While they were holding this conversation Don Quixote continued his with

Sancho, saying:


"Friend Panza, let us forgive and forget as to our quarrels, and tell me

now, dismissing anger and irritation, where, how, and when didst thou

find Dulcinea? What was she doing? What didst thou say to her? What did

she answer? How did she look when she was reading my letter? Who copied

it out for thee? and everything in the matter that seems to thee worth

knowing, asking, and learning; neither adding nor falsifying to give me

pleasure, nor yet curtailing lest you should deprive me of it."


"Senor," replied Sancho, "if the truth is to be told, nobody copied out

the letter for me, for I carried no letter at all."
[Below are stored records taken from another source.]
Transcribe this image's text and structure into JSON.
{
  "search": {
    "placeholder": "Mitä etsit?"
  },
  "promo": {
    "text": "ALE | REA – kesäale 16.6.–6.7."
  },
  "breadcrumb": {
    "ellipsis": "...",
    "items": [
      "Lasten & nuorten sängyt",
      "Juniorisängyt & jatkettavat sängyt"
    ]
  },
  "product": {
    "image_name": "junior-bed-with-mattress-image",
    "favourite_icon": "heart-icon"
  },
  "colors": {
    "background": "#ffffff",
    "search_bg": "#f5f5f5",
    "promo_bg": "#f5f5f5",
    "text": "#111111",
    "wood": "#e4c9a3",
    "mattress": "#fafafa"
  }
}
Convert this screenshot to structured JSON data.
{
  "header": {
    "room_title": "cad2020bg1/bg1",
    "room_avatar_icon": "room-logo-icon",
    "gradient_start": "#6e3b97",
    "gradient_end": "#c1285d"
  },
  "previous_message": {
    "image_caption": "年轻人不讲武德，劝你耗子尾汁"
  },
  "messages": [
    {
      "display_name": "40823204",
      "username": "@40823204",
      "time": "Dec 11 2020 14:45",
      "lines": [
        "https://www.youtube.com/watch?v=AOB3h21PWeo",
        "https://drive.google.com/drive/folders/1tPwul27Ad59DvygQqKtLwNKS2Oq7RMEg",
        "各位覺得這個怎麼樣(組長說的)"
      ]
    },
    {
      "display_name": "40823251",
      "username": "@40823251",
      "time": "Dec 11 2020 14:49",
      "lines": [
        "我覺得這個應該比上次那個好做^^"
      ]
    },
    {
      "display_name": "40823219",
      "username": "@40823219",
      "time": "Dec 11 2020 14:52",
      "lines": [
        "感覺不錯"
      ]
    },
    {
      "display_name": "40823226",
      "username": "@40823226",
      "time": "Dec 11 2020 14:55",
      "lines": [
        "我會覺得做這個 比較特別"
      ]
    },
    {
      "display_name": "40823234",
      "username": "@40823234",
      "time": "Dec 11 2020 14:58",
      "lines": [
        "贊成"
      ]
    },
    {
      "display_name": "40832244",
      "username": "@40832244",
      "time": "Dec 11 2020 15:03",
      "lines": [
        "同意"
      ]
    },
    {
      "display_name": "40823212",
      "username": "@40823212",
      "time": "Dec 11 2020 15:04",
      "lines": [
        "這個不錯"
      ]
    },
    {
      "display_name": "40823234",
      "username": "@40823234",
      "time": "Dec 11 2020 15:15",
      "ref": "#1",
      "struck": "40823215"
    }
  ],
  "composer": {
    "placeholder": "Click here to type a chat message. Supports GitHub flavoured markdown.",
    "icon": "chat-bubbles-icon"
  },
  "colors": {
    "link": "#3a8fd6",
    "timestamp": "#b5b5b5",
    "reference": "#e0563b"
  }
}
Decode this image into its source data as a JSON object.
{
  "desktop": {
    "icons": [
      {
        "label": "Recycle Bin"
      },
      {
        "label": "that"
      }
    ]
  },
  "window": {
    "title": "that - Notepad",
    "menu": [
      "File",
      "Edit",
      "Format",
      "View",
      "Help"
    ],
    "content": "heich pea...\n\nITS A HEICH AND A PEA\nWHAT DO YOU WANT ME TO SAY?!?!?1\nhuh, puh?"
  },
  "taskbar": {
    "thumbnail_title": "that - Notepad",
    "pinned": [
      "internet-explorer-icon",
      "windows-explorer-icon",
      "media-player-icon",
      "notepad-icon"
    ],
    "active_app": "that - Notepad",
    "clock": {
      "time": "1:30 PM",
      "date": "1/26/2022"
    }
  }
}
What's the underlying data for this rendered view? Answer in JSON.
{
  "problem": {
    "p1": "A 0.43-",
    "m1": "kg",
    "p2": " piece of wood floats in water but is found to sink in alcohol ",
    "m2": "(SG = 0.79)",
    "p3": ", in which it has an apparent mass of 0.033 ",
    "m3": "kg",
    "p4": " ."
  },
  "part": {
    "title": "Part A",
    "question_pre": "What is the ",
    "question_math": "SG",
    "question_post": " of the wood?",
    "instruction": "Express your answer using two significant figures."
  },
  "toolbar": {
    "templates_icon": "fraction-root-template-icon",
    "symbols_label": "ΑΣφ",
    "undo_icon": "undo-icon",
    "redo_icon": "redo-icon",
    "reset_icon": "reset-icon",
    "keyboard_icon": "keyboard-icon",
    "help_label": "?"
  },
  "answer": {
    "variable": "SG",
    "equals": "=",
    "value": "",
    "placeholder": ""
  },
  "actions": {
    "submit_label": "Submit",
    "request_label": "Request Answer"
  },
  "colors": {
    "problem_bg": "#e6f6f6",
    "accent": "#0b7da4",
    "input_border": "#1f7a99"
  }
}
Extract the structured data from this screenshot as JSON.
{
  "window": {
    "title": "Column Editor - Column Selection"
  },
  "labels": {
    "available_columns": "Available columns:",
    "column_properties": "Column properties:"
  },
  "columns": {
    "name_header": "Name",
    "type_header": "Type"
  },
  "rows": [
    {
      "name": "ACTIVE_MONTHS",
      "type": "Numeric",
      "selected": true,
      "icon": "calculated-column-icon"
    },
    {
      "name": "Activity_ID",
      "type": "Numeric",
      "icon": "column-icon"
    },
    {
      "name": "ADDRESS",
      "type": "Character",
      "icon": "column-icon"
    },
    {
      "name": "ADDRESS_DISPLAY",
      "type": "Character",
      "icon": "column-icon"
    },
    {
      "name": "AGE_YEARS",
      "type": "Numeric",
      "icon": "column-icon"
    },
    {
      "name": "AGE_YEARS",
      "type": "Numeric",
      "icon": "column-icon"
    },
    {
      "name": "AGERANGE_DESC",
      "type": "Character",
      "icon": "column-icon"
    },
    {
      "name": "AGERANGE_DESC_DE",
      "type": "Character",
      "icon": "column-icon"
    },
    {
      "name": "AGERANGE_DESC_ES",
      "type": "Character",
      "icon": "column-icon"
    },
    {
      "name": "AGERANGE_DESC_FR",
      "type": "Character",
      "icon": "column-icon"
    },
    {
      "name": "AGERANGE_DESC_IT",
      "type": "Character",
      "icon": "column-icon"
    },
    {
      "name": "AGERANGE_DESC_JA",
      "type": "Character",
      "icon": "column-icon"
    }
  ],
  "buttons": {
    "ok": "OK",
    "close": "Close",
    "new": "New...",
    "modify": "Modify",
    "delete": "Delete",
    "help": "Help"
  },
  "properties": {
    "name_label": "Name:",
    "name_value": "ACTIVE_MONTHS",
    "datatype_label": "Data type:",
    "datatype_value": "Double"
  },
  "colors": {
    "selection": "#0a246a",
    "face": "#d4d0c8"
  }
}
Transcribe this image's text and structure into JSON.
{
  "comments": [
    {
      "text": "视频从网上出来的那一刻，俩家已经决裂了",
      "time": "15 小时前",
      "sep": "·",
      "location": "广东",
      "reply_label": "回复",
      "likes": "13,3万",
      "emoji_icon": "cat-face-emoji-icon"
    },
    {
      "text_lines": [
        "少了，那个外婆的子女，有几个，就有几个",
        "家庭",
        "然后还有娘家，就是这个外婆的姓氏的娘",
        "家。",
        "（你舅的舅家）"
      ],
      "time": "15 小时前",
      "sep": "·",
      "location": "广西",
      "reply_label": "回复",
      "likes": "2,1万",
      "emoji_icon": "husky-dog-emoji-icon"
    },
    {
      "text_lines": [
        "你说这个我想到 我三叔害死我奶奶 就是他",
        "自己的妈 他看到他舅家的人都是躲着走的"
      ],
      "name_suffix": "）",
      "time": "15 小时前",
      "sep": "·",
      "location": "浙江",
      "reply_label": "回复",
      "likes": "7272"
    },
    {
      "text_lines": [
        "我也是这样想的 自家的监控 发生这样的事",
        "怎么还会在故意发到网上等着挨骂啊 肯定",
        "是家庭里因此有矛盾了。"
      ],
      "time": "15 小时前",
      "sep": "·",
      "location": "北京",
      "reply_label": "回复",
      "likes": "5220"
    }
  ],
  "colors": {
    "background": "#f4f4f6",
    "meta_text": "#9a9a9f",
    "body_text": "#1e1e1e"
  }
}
"It is as thou sayest," said Don Quixote, "for the note-book in which I

wrote it I found in my own possession two days after thy departure, which

gave me very great vexation, as I knew not what thou wouldst do on

finding thyself without any letter; and I made sure thou wouldst return

from the place where thou didst first miss it."


"So I should have done," said Sancho, "if I had not got it by heart when

your worship read it to me, so that I repeated it to a sacristan, who

copied it out for me from hearing it, so exactly that he said in all the

days of his life, though he had read many a letter of excommunication, he

had never seen or read so pretty a letter as that."


"And hast thou got it still in thy memory, Sancho?" said Don Quixote.


"No, senor," replied Sancho, "for as soon as I had repeated it, seeing

there was no further use for it, I set about forgetting it; and if I

recollect any of it, it is that about 'Scrubbing,'I mean to say

'Sovereign Lady,' and the end 'Yours till death, the Knight of the Rueful

Countenance;' and between these two I put into it more than three hundred

'my souls' and 'my life's' and 'my eyes."